I get the very low BG in the early mornings. I'm T2 on no medication, and as of April this year I won't have had a BG out of normal range for five years. The sweats etc. started around 2014/5, not sure. When it happens, I get nightmares and really extreme sweating - it happened last night after about a six week break. Until I tried a CGM a few years ago I had no idea that these sweats coincided with low BG, but they do.
There isn't a great deal of knowledge about this, but I do know from my local low carb group that some non-diabetic people who've used a CGM have reported exactly the same thing: a sudden cliff-edge drop in BG that lasts minutes, if that, followed by a very steady rise that seems to turn into dawn phenomenon.
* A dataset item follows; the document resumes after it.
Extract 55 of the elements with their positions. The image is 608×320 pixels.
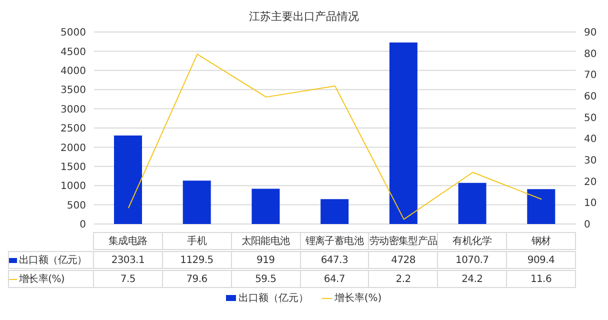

There is some "confirmation" of this in research:
Use of continuous glucose monitoring (CGM) is increasing for insulin-requiring patients with diabetes. Although data on glycemic profiles of healthy, nondiabetic individuals exist for older sensors, assessment of glycemic metrics with new-generation ...
pmc.ncbi.nlm.nih.gov
This piece of research is on non-diabetic people using a CGM, intended to establish a sort of baseline and an idea of what "normal" looks like in modern CGM use. You'll see towards the end in the "Discussion" section they mention that there were a number of these "very low BG in the early hours" incidents, which they found a bit baffling, the subjects being non-diabetic etc...
It's often put down to "lying on the sensor" but I don't think that lying on the sensor explains what causes the sweats and nightmares - which are exactly what you'd expect from an actual low BG. I think this is an attempt to "explain away" rather than to really explain what's going on.
@Jasmin2000 suggested to me in another thread this fall in BG could equally be caused by a increase in insulin - but no-one seems to be interested in doing any work on it.